Most states have either a primary or a caucus, as a method of nominating various party candidates for the general election. This year Nevada had some voters scratching their heads based on new election rules in the state. The state’s Republican party will hold a caucus just two days after the state has its primary election. Why?

Nevada has held caucuses for decades, but in 2021, Governor Steve Sisolak signed a number of election reform bills into law. Most notable was AB126, which shifts the state’s nominating process from a caucus to a primary.

In protest, the state Republican party challenged this attempted state taekover in court, arguing that the law infringed on the party’s right to decide how to choose their delegates in a presidential nominating contest. Ultimately, the court ruled that the party could not stop the state from moving to a primary system. However, the court also held that the party couldn’t be bound by the state’s laws when it comes to picking and awarding delegates—meaning that an election had to take place, but it didn’t have to count for delegate apportionment.

In further protest of the “state-run” primary system, the Nevada GOP passed a rule stating that any presidential candidate participating in the primary is ineligible for the caucus and thus unable to receive any share of delegates.

So, what does this mean? In short, Nevada held a rather meaningless primary, and the Republican party will then hold a caucus to determine the award of delegates.
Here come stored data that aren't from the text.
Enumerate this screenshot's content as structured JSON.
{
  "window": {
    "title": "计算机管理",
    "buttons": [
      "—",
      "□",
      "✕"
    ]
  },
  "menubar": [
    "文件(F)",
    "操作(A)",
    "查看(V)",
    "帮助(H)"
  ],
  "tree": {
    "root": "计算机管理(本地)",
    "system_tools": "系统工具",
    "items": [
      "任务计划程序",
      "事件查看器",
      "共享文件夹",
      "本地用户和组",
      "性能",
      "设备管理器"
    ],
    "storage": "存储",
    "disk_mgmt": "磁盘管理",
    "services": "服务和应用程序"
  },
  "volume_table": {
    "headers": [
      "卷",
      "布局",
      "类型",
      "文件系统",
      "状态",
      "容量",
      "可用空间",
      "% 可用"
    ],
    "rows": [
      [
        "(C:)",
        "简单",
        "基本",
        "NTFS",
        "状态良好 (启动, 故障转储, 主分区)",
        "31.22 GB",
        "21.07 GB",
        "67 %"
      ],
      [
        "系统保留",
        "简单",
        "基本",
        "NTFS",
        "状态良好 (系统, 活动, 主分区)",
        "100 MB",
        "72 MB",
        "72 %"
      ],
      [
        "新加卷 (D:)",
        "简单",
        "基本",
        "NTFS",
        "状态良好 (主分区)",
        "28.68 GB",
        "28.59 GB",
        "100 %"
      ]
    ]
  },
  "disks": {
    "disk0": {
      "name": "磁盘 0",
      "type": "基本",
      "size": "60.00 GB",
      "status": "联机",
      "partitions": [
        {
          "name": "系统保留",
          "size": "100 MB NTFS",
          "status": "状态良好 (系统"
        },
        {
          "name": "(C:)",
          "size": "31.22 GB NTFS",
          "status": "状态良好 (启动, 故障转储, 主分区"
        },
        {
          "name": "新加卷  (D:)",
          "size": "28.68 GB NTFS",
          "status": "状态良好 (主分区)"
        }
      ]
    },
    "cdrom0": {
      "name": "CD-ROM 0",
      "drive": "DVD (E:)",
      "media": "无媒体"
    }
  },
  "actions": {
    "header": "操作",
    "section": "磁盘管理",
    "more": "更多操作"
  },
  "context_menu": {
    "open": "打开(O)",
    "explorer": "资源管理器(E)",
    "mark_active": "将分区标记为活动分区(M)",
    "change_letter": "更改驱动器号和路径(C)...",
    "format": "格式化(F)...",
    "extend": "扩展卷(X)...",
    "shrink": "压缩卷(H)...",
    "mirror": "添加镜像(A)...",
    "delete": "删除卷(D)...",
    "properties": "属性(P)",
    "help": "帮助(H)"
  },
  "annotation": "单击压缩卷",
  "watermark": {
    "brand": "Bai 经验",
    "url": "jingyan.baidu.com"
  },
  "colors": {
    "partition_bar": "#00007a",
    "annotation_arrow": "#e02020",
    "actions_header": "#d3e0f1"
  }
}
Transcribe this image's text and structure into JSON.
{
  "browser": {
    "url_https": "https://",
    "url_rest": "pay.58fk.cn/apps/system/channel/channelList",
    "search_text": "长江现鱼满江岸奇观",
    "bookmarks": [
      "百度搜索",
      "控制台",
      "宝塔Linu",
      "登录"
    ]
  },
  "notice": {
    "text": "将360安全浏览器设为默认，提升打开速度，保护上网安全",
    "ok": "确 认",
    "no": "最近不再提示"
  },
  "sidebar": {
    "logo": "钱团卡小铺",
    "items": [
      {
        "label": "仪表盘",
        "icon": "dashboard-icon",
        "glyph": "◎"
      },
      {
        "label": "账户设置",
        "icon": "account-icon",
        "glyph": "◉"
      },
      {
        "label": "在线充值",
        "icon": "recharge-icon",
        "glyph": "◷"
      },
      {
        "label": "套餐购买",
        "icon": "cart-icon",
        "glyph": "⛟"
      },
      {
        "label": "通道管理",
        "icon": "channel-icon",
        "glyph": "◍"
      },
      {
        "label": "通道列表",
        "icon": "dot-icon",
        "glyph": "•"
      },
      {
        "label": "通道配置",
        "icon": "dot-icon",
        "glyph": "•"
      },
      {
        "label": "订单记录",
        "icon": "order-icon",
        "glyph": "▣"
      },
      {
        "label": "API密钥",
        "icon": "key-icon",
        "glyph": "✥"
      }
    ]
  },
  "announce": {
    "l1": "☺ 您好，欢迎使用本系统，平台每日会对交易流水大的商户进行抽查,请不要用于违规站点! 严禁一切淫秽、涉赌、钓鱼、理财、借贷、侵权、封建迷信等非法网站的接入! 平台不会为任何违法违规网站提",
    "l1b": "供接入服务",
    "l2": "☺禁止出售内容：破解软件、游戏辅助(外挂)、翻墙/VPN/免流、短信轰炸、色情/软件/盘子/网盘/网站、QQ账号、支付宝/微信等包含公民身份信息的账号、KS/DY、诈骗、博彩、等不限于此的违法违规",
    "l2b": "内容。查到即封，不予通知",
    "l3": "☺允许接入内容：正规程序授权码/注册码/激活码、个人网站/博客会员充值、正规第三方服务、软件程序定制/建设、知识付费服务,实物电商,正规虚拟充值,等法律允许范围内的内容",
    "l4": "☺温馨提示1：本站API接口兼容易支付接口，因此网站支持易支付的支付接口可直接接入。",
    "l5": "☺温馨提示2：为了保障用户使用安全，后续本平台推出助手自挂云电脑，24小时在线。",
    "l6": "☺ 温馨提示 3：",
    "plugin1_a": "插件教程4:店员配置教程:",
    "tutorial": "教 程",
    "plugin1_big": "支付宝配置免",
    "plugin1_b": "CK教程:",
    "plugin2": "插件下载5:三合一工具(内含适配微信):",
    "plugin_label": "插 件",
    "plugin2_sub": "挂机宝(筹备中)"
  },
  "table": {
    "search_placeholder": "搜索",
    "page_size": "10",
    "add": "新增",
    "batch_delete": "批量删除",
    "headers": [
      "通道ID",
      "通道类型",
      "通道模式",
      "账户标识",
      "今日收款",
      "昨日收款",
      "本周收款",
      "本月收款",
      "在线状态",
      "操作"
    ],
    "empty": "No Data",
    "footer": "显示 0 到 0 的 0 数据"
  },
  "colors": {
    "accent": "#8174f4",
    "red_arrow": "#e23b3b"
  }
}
As we saw on February 6, Nikki Haley was on the primary ballot alongside Mike Pence and Tim Scott in the state’s primary, all of whom lost to “None of These Candidates.” The “None of These Candidates” option is another unique Nevada elections law quirk, which has been required by state law to appear on the ballot since 1975.

Next, on February 8, the state party will hold a caucus where Donald Trump will compete in an attempt to secure the state’s delegate haul.

As for the Democrats, the state party has embraced the primary system, and on February 6, Joe Biden secured the state’s delegates via the primary ballot.